Team : reo
Section: New Results
In , we have proposed a practical method to apply our new fluid-structure algorithms on geometries coming from medical imaging, in particular cerebral aneurisms and carotid bifurcation. Figure 2 shows for example the propagation of a pressure wave in an aneurism.
In order to reduce the effects of atherosceloris, a vascular disesase that partially obturate an artery, the deployment of a device called stent by a catheter technique is now commonly used. Unfortunately, a re-stenosis is observed, in some cases, few mounths after the operation. In order to reduce this failure, the optimization of the shape of the stent is investigated on two aspects: structural and fluid. On the first aspect, the minimization can deal with the mass, the mechanical stresses and/or the dissipation energy with respect to the geometry of the structure namely its chart and its thickness. On the second aspect, the minimization can deal with the flow recirculation length appearing or the regions of low wall shear stress with respect to the geometry of the stent.
Work in progress: the optimization of a simplified 2D stent is under investigation, first from an hemodynamic viewpoint. The total vorticity of a pulsatile incompressible viscous flow has been minimized with respect to three parameters defining the stent: the strut height, the strut pitch and the strut width. The optimization method that has been chosen is the genetic algorithm method, in order to obtain a global optimum and to avoid gradient computations.

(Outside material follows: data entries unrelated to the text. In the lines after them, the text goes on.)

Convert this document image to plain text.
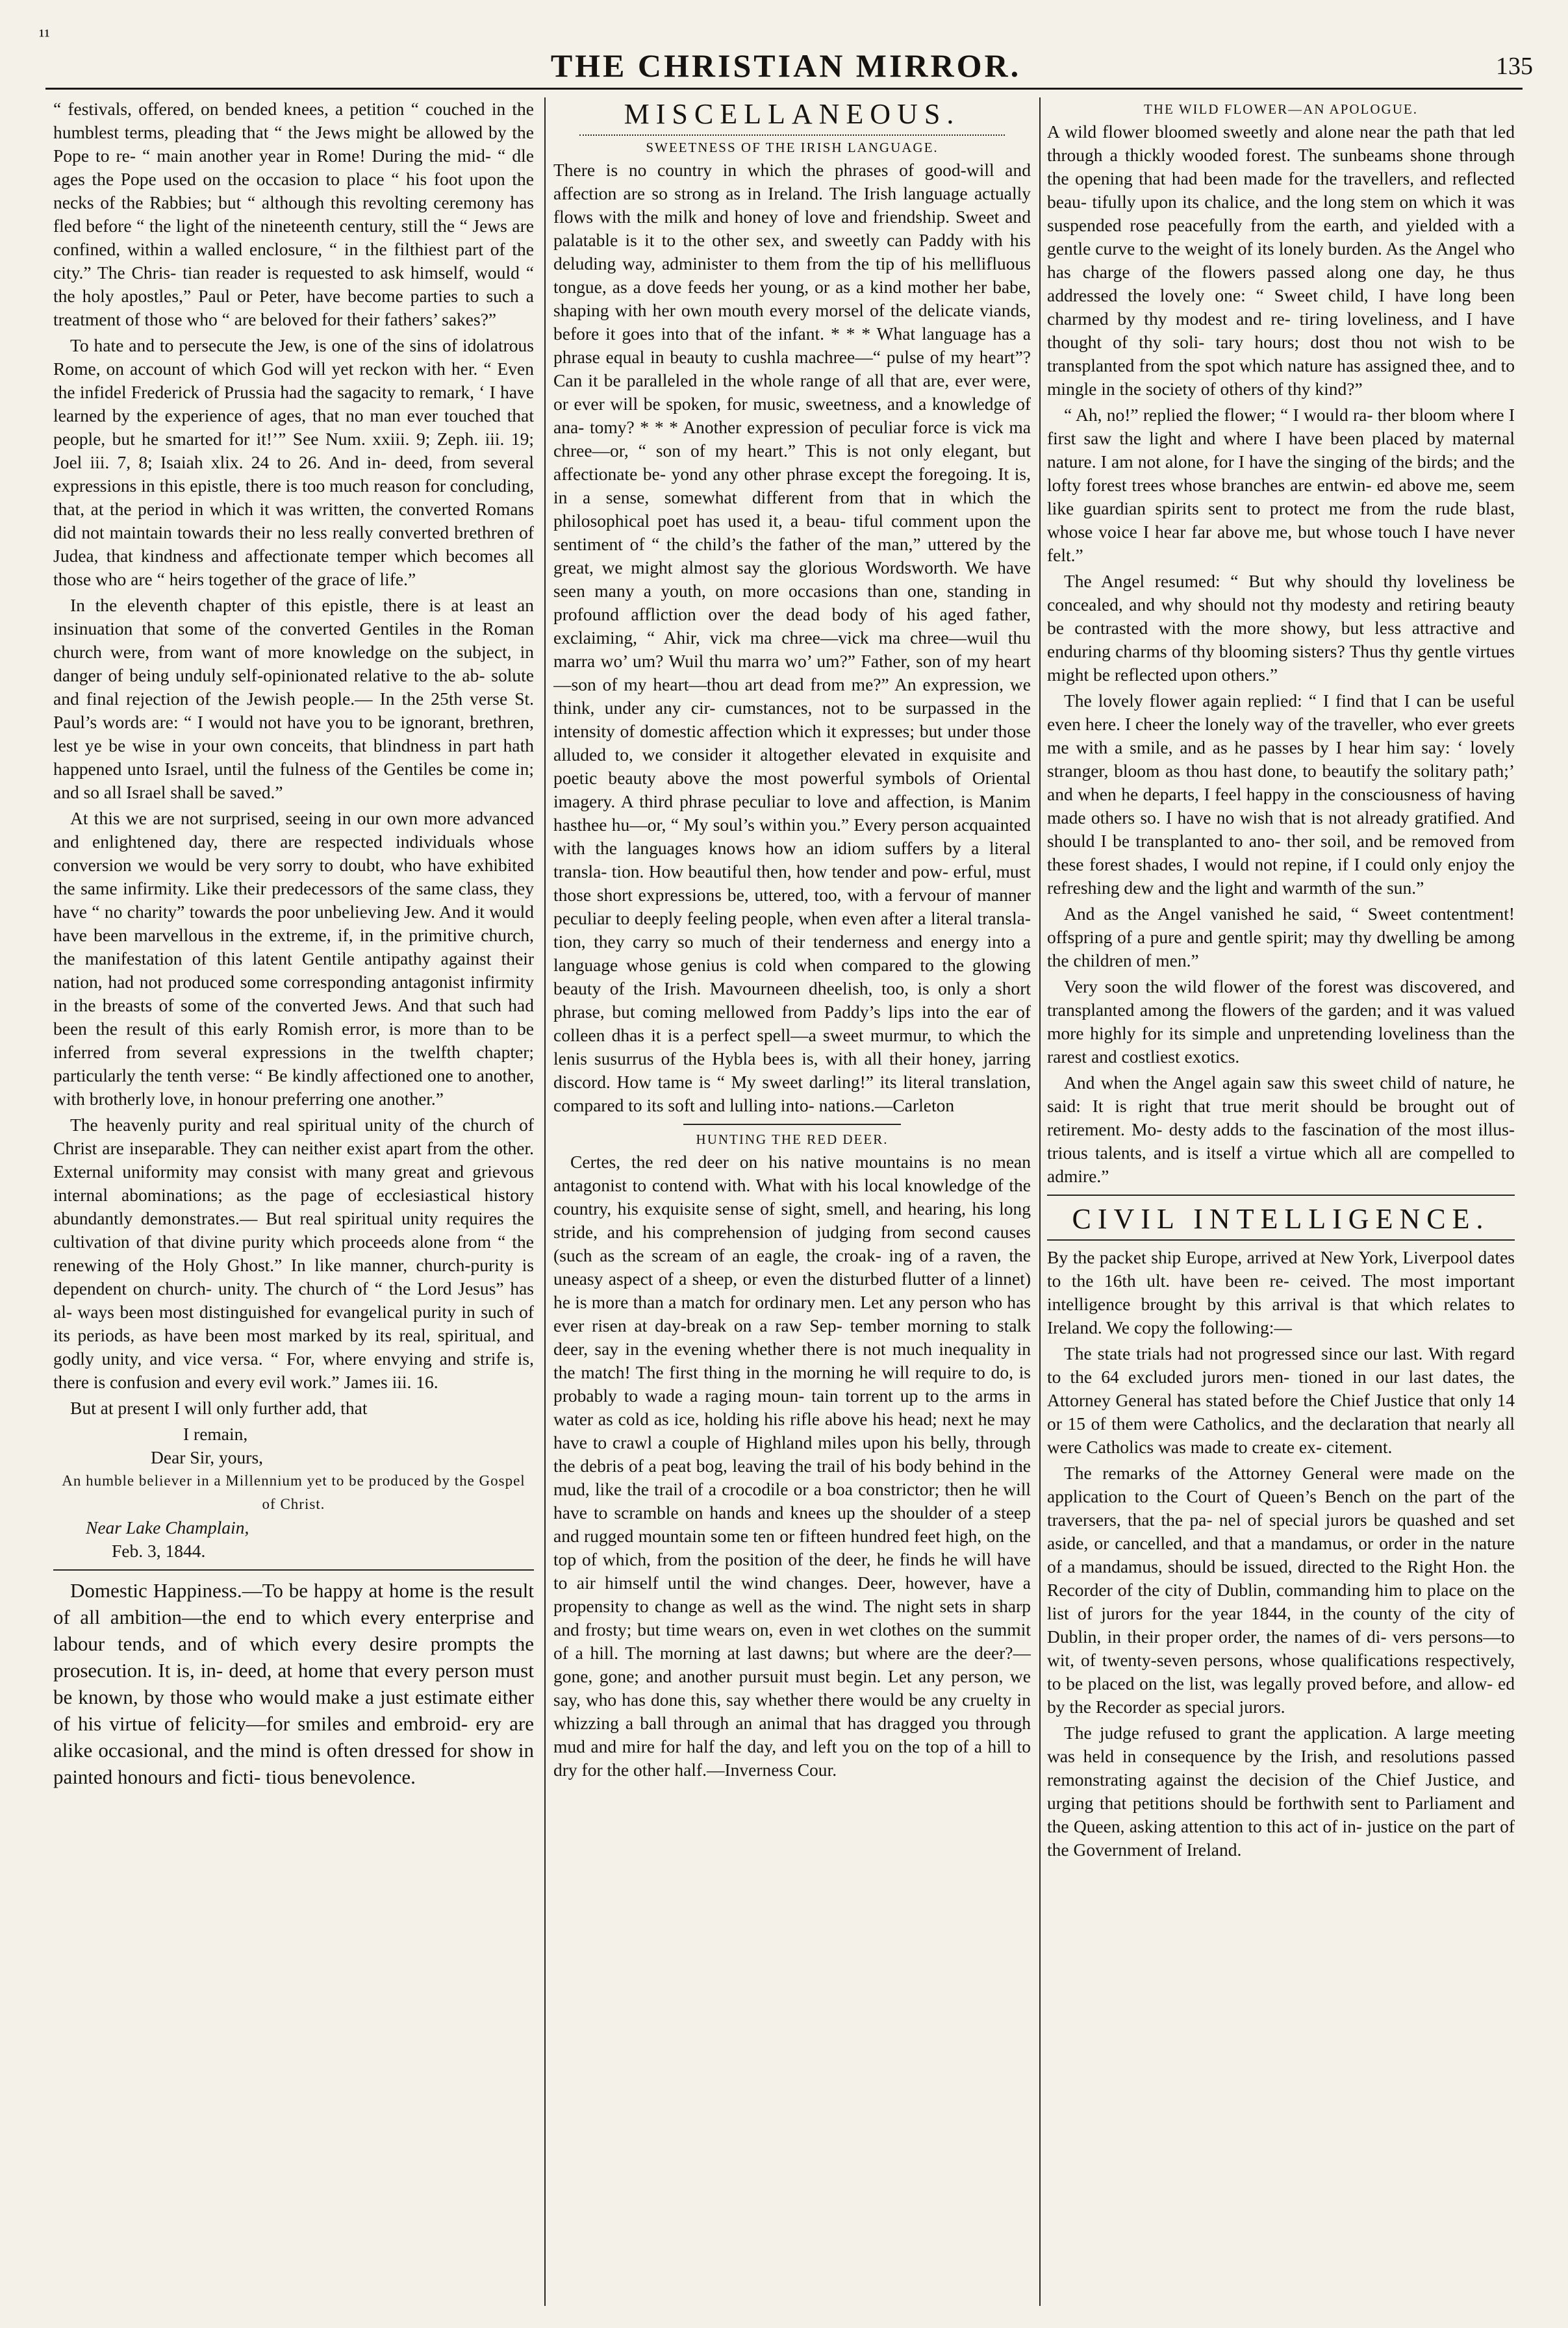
¹¹
THE CHRISTIAN MIRROR.	135

“ festivals, offered, on bended knees, a petition “ couched in the humblest terms, pleading that “ the Jews might be allowed by the Pope to re- “ main another year in Rome! During the mid- “ dle ages the Pope used on the occasion to place “ his foot upon the necks of the Rabbies; but “ although this revolting ceremony has fled before “ the light of the nineteenth century, still the “ Jews are confined, within a walled enclosure, “ in the filthiest part of the city.” The Chris- tian reader is requested to ask himself, would “ the holy apostles,” Paul or Peter, have become parties to such a treatment of those who “ are beloved for their fathers’ sakes?”

To hate and to persecute the Jew, is one of the sins of idolatrous Rome, on account of which God will yet reckon with her. “ Even the infidel Frederick of Prussia had the sagacity to remark, ‘ I have learned by the experience of ages, that no man ever touched that people, but he smarted for it!’” See Num. xxiii. 9; Zeph. iii. 19; Joel iii. 7, 8; Isaiah xlix. 24 to 26. And in- deed, from several expressions in this epistle, there is too much reason for concluding, that, at the period in which it was written, the converted Romans did not maintain towards their no less really converted brethren of Judea, that kindness and affectionate temper which becomes all those who are “ heirs together of the grace of life.”

In the eleventh chapter of this epistle, there is at least an insinuation that some of the converted Gentiles in the Roman church were, from want of more knowledge on the subject, in danger of being unduly self-opinionated relative to the ab- solute and final rejection of the Jewish people.— In the 25th verse St. Paul’s words are: “ I would not have you to be ignorant, brethren, lest ye be wise in your own conceits, that blindness in part hath happened unto Israel, until the fulness of the Gentiles be come in; and so all Israel shall be saved.”

At this we are not surprised, seeing in our own more advanced and enlightened day, there are respected individuals whose conversion we would be very sorry to doubt, who have exhibited the same infirmity. Like their predecessors of the same class, they have “ no charity” towards the poor unbelieving Jew. And it would have been marvellous in the extreme, if, in the primitive church, the manifestation of this latent Gentile antipathy against their nation, had not produced some corresponding antagonist infirmity in the breasts of some of the converted Jews. And that such had been the result of this early Romish error, is more than to be inferred from several expressions in the twelfth chapter; particularly the tenth verse: “ Be kindly affectioned one to another, with brotherly love, in honour preferring one another.”

The heavenly purity and real spiritual unity of the church of Christ are inseparable. They can neither exist apart from the other. External uniformity may consist with many great and grievous internal abominations; as the page of ecclesiastical history abundantly demonstrates.— But real spiritual unity requires the cultivation of that divine purity which proceeds alone from “ the renewing of the Holy Ghost.” In like manner, church-purity is dependent on church- unity. The church of “ the Lord Jesus” has al- ways been most distinguished for evangelical purity in such of its periods, as have been most marked by its real, spiritual, and godly unity, and vice versa. “ For, where envying and strife is, there is confusion and every evil work.” James iii. 16.

But at present I will only further add, that

I remain,
Dear Sir, yours,
An humble believer in a Millennium yet to be produced by the Gospel of Christ.
Near Lake Champlain,
Feb. 3, 1844.

Domestic Happiness.—To be happy at home is the result of all ambition—the end to which every enterprise and labour tends, and of which every desire prompts the prosecution. It is, in- deed, at home that every person must be known, by those who would make a just estimate either of his virtue of felicity—for smiles and embroid- ery are alike occasional, and the mind is often dressed for show in painted honours and ficti- tious benevolence.

MISCELLANEOUS.
SWEETNESS OF THE IRISH LANGUAGE.

There is no country in which the phrases of good-will and affection are so strong as in Ireland. The Irish language actually flows with the milk and honey of love and friendship. Sweet and palatable is it to the other sex, and sweetly can Paddy with his deluding way, administer to them from the tip of his mellifluous tongue, as a dove feeds her young, or as a kind mother her babe, shaping with her own mouth every morsel of the delicate viands, before it goes into that of the infant. * * * What language has a phrase equal in beauty to cushla machree—“ pulse of my heart”? Can it be paralleled in the whole range of all that are, ever were, or ever will be spoken, for music, sweetness, and a knowledge of ana- tomy? * * * Another expression of peculiar force is vick ma chree—or, “ son of my heart.” This is not only elegant, but affectionate be- yond any other phrase except the foregoing. It is, in a sense, somewhat different from that in which the philosophical poet has used it, a beau- tiful comment upon the sentiment of “ the child’s the father of the man,” uttered by the great, we might almost say the glorious Wordsworth. We have seen many a youth, on more occasions than one, standing in profound affliction over the dead body of his aged father, exclaiming, “ Ahir, vick ma chree—vick ma chree—wuil thu marra wo’ um? Wuil thu marra wo’ um?” Father, son of my heart—son of my heart—thou art dead from me?” An expression, we think, under any cir- cumstances, not to be surpassed in the intensity of domestic affection which it expresses; but under those alluded to, we consider it altogether elevated in exquisite and poetic beauty above the most powerful symbols of Oriental imagery. A third phrase peculiar to love and affection, is Manim hasthee hu—or, “ My soul’s within you.” Every person acquainted with the languages knows how an idiom suffers by a literal transla- tion. How beautiful then, how tender and pow- erful, must those short expressions be, uttered, too, with a fervour of manner peculiar to deeply feeling people, when even after a literal transla- tion, they carry so much of their tenderness and energy into a language whose genius is cold when compared to the glowing beauty of the Irish. Mavourneen dheelish, too, is only a short phrase, but coming mellowed from Paddy’s lips into the ear of colleen dhas it is a perfect spell—a sweet murmur, to which the lenis susurrus of the Hybla bees is, with all their honey, jarring discord. How tame is “ My sweet darling!” its literal translation, compared to its soft and lulling into- nations.—Carleton

HUNTING THE RED DEER.

Certes, the red deer on his native mountains is no mean antagonist to contend with. What with his local knowledge of the country, his exquisite sense of sight, smell, and hearing, his long stride, and his comprehension of judging from second causes (such as the scream of an eagle, the croak- ing of a raven, the uneasy aspect of a sheep, or even the disturbed flutter of a linnet) he is more than a match for ordinary men. Let any person who has ever risen at day-break on a raw Sep- tember morning to stalk deer, say in the evening whether there is not much inequality in the match! The first thing in the morning he will require to do, is probably to wade a raging moun- tain torrent up to the arms in water as cold as ice, holding his rifle above his head; next he may have to crawl a couple of Highland miles upon his belly, through the debris of a peat bog, leaving the trail of his body behind in the mud, like the trail of a crocodile or a boa constrictor; then he will have to scramble on hands and knees up the shoulder of a steep and rugged mountain some ten or fifteen hundred feet high, on the top of which, from the position of the deer, he finds he will have to air himself until the wind changes. Deer, however, have a propensity to change as well as the wind. The night sets in sharp and frosty; but time wears on, even in wet clothes on the summit of a hill. The morning at last dawns; but where are the deer?—gone, gone; and another pursuit must begin. Let any person, we say, who has done this, say whether there would be any cruelty in whizzing a ball through an animal that has dragged you through mud and mire for half the day, and left you on the top of a hill to dry for the other half.—Inverness Cour.

THE WILD FLOWER—AN APOLOGUE.

A wild flower bloomed sweetly and alone near the path that led through a thickly wooded forest. The sunbeams shone through the opening that had been made for the travellers, and reflected beau- tifully upon its chalice, and the long stem on which it was suspended rose peacefully from the earth, and yielded with a gentle curve to the weight of its lonely burden. As the Angel who has charge of the flowers passed along one day, he thus addressed the lovely one: “ Sweet child, I have long been charmed by thy modest and re- tiring loveliness, and I have thought of thy soli- tary hours; dost thou not wish to be transplanted from the spot which nature has assigned thee, and to mingle in the society of others of thy kind?”

“ Ah, no!” replied the flower; “ I would ra- ther bloom where I first saw the light and where I have been placed by maternal nature. I am not alone, for I have the singing of the birds; and the lofty forest trees whose branches are entwin- ed above me, seem like guardian spirits sent to protect me from the rude blast, whose voice I hear far above me, but whose touch I have never felt.”

The Angel resumed: “ But why should thy loveliness be concealed, and why should not thy modesty and retiring beauty be contrasted with the more showy, but less attractive and enduring charms of thy blooming sisters? Thus thy gentle virtues might be reflected upon others.”

The lovely flower again replied: “ I find that I can be useful even here. I cheer the lonely way of the traveller, who ever greets me with a smile, and as he passes by I hear him say: ‘ lovely stranger, bloom as thou hast done, to beautify the solitary path;’ and when he departs, I feel happy in the consciousness of having made others so. I have no wish that is not already gratified. And should I be transplanted to ano- ther soil, and be removed from these forest shades, I would not repine, if I could only enjoy the refreshing dew and the light and warmth of the sun.”

And as the Angel vanished he said, “ Sweet contentment! offspring of a pure and gentle spirit; may thy dwelling be among the children of men.”

Very soon the wild flower of the forest was discovered, and transplanted among the flowers of the garden; and it was valued more highly for its simple and unpretending loveliness than the rarest and costliest exotics.

And when the Angel again saw this sweet child of nature, he said: It is right that true merit should be brought out of retirement. Mo- desty adds to the fascination of the most illus- trious talents, and is itself a virtue which all are compelled to admire.”

CIVIL INTELLIGENCE.

By the packet ship Europe, arrived at New York, Liverpool dates to the 16th ult. have been re- ceived. The most important intelligence brought by this arrival is that which relates to Ireland. We copy the following:—

The state trials had not progressed since our last. With regard to the 64 excluded jurors men- tioned in our last dates, the Attorney General has stated before the Chief Justice that only 14 or 15 of them were Catholics, and the declaration that nearly all were Catholics was made to create ex- citement.

The remarks of the Attorney General were made on the application to the Court of Queen’s Bench on the part of the traversers, that the pa- nel of special jurors be quashed and set aside, or cancelled, and that a mandamus, or order in the nature of a mandamus, should be issued, directed to the Right Hon. the Recorder of the city of Dublin, commanding him to place on the list of jurors for the year 1844, in the county of the city of Dublin, in their proper order, the names of di- vers persons—to wit, of twenty-seven persons, whose qualifications respectively, to be placed on the list, was legally proved before, and allow- ed by the Recorder as special jurors.

The judge refused to grant the application. A large meeting was held in consequence by the Irish, and resolutions passed remonstrating against the decision of the Chief Justice, and urging that petitions should be forthwith sent to Parliament and the Queen, asking attention to this act of in- justice on the part of the Government of Ireland.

Future work: the influence of the stent structure will be incorporated in the actual fluid simulation. Then a 3D fluid optimization will be investigated. In this case, due to the higher cost of each computation, a hybrid optimization method that has already been described in  will be used: the general idea is to couple a genetic algorithm with a deterministic descent method which will explore more rapidly the local minima of the functional. In order to maintain the stochastic aspect of the GA and for computational time reasons, the descent method is only and eventually applied at the best current element of the population after each generation.
Collapsed tube flow
The laminar steady flow of incompressible Newtonian fluid has been studied in rigid pipes with cross configuration of a collapsed tube to determine both the entry length and the wall shear stress (WSS). Entry length, axial and cross variations in WSS are indeed computed to design flow chambers in order to explore the mechanotransduction function of the endothelial cells. The cross section shapes have been defined from the collapse of an infinitely long elastic tube subjected to an uniform transmural pressure. Cross variation in wall curvature, which are also observed in collapsed tubes due to the transverse bending of the wall, induces transverse gradient of the WSS axial component. The cross-section configuration is not aimed at mimicing actual collapsed veins but creates at the cell scale a shear stress which generates two forces applied at the cell inertia center: (i) a shear force which stretches the cell in the streamwize direction and (ii) a shear torque which twists the cell perpendicularly to the cell plane, induced by the WSS transverse gradient. Five characteristic collapsed configurations, from the unstressed down to the point-contact states, with a finite and infinite curvature radius at the contact point, are investigated. The numerical tests are performed with the same value of the volume flow rate whatever the tube configuration. The entry length was estimated by introducing three indices: (i) the first is defined by using the axial fluid velocity, (ii) the second by using the wall shear stress and (iii) the third by the pressure field, the pressure decease being non-linear in the entrance region. The results are analyzed in order to exhibit the mechanical environment of cultured endothelial cells in the flow chamber for which the test conditions will be well-defined.
Carotid bifurcation simulations
Blood flow simulations have been performed in a carotid artery network (Fig. 3). Mesh influence on the numerical results have been shown, using the same YAMS tool but different control parmeters, especially influences induced by the mesh of the carotid stem. Such a network will be very useful to compar full 3D detailed models with coupled models of shorter 3D segments and simplified 1D-0D model of vessel parts at distance form branching sites.